Как признался сам Токвиль, его план объединения романтической страсти с политической умеренностью оказался неудачей, жертвой реакционного отказа и либеральной трусости. Но у его неудачи найти настоящую любовь в парламенте было еще одно измерение: несмотря на свою формальную преданность умеренности, Токвиль чувствовал, что в ней он задыхается. Он мог озвучивать слова парламентской процедуры, но они их не вдохновляли. Без революции политика просто не была великой драмой, которой, как он представлял, она была между 1789 и 1815 годом. «Наши отцы были очевидцами таких необычных вещей, по сравнению с которыми все наши труды кажутся заурядными.» Политика умеренности привела к изобилию умеренности, но не принесла много в смысле политики, по крайней мере так, как Токвиль формулировал этот термин. В течение 1830-х и 1840-х, пишет он, «больше всего не хватало… самой политической жизни». Не было «поля сражения для соперничающих сторон». В итоге политика была лишена «всякой оригинальности, всякой реальности и потому всех подлинных страстей». В усилиях Токвиля по вселению революционной страсти в умеренные реформы было что-то комичное, и он знал это. Поскольку тогда как «революционные времена… не допускают безразличия и эгоизма в политике», нереволюционные времена непременно это делали55.

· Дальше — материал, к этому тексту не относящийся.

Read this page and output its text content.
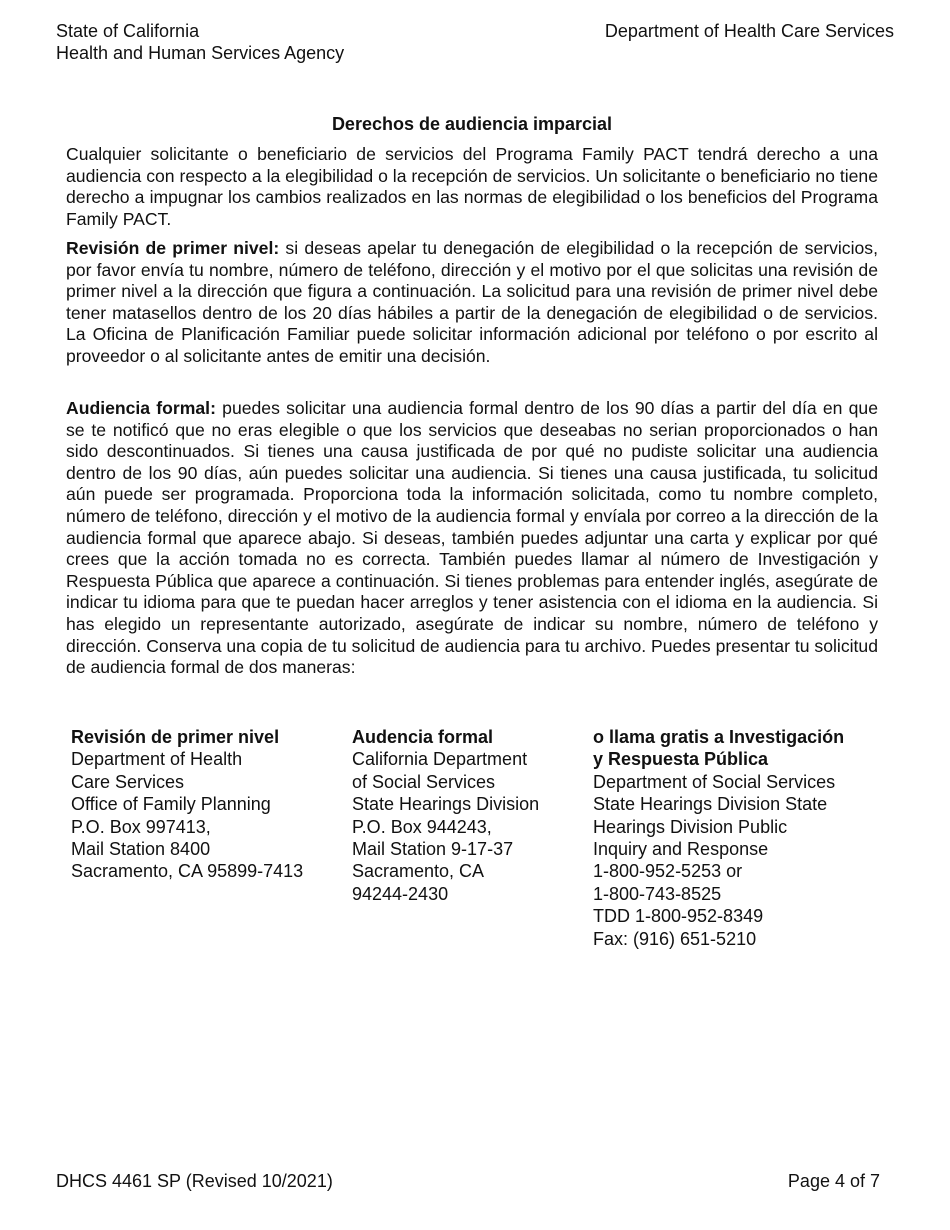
State of California
Health and Human Services Agency
Department of Health Care Services
Derechos de audiencia imparcial

Cualquier solicitante o beneficiario de servicios del Programa Family PACT tendrá derecho a una audiencia con respecto a la elegibilidad o la recepción de servicios. Un solicitante o beneficiario no tiene derecho a impugnar los cambios realizados en las normas de elegibilidad o los beneficios del Programa Family PACT.

Revisión de primer nivel: si deseas apelar tu denegación de elegibilidad o la recepción de servicios, por favor envía tu nombre, número de teléfono, dirección y el motivo por el que solicitas una revisión de primer nivel a la dirección que figura a continuación. La solicitud para una revisión de primer nivel debe tener matasellos dentro de los 20 días hábiles a partir de la denegación de elegibilidad o de servicios. La Oficina de Planificación Familiar puede solicitar información adicional por teléfono o por escrito al proveedor o al solicitante antes de emitir una decisión.

Audiencia formal: puedes solicitar una audiencia formal dentro de los 90 días a partir del día en que se te notificó que no eras elegible o que los servicios que deseabas no serian proporcionados o han sido descontinuados. Si tienes una causa justificada de por qué no pudiste solicitar una audiencia dentro de los 90 días, aún puedes solicitar una audiencia. Si tienes una causa justificada, tu solicitud aún puede ser programada. Proporciona toda la información solicitada, como tu nombre completo, número de teléfono, dirección y el motivo de la audiencia formal y envíala por correo a la dirección de la audiencia formal que aparece abajo. Si deseas, también puedes adjuntar una carta y explicar por qué crees que la acción tomada no es correcta. También puedes llamar al número de Investigación y Respuesta Pública que aparece a continuación. Si tienes problemas para entender inglés, asegúrate de indicar tu idioma para que te puedan hacer arreglos y tener asistencia con el idioma en la audiencia. Si has elegido un representante autorizado, asegúrate de indicar su nombre, número de teléfono y dirección. Conserva una copia de tu solicitud de audiencia para tu archivo. Puedes presentar tu solicitud de audiencia formal de dos maneras:

Revisión de primer nivel
Department of Health
Care Services
Office of Family Planning
P.O. Box 997413,
Mail Station 8400
Sacramento, CA 95899-7413
Audencia formal
California Department
of Social Services
State Hearings Division
P.O. Box 944243,
Mail Station 9-17-37
Sacramento, CA
94244-2430
o llama gratis a Investigación
y Respuesta Pública
Department of Social Services
State Hearings Division State
Hearings Division Public
Inquiry and Response
1-800-952-5253 or
1-800-743-8525
TDD 1-800-952-8349
Fax: (916) 651-5210
DHCS 4461 SP (Revised 10/2021)	Page 4 of 7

Не имея реальной возможности создать либерализм из страсти, Токвиль находил удовлетворение в двух типах политики — империализме и контрреволюции, что неслучайно имело мало отношения к духу умеренности, так часто им отстаиваемому. Империализм (Франция только начала свой 130-летний конфликт с Алжиром) затрагивал многие интересы Токвиля: желание народной славы, требования реальной политики (прагматизм, отказ от идеологических догм), борьбу за Африку56. Но он видел в имперской экспансии гораздо больше, чем перспективу предназначения французов или национальное величие. В господстве над чужими землями Токвиль видел возрождение европейской расы, пробуждение континента от бессильного сна, последовавшего за поражением Наполеона. Видя, как европейские армии маршируют по всей земле, Токвиль мыслил в меньшей степени как француз или республиканец, чем как европеец. Его меньше заботило то, какой народ ведет завоевания, чем само осуществление завоевательных действий. Когда британцы готовились к опиумной войне[12], он написал: «Я могу только радоваться при мысли о вторжении в Небесную империю европейской армии. Так, наконец, подвижность Европы разберется с китайской неподвижностью!» Это было «великим событием», «выходом европейской расы из дома» и «подчинением всех остальных рас ее империи или ее влиянию». Споря с теми, кто, как он сам, обычно «порочит наш век» из-за его ничтожной политики, Токвиль настаивал на том, что «незаметно для всех нечто более значительное и необычное, чем создание Римской империи, происходит в наше время; это порабощение четырех сторон света пятой». После заключения Лондонской конвенции, грозившей уменьшением роли Франции на Ближнем Востоке и спровоцировавшей призывы к войне по всей Франции, Токвиль написал Миллю, что хотя он осторожен в отношении стремлений к войне его соотечественников, но полагает «даже более опасным» «соглашаться с теми, кто громко требует мира, любой ценой». Не потому, что мир подрывал национальную безопасность, но потому, что «величайшая болезнь, угрожающая народу, организованному так, как наш, есть постепенное смягчение нравов, умственная деградация, посредственность вкусов»57.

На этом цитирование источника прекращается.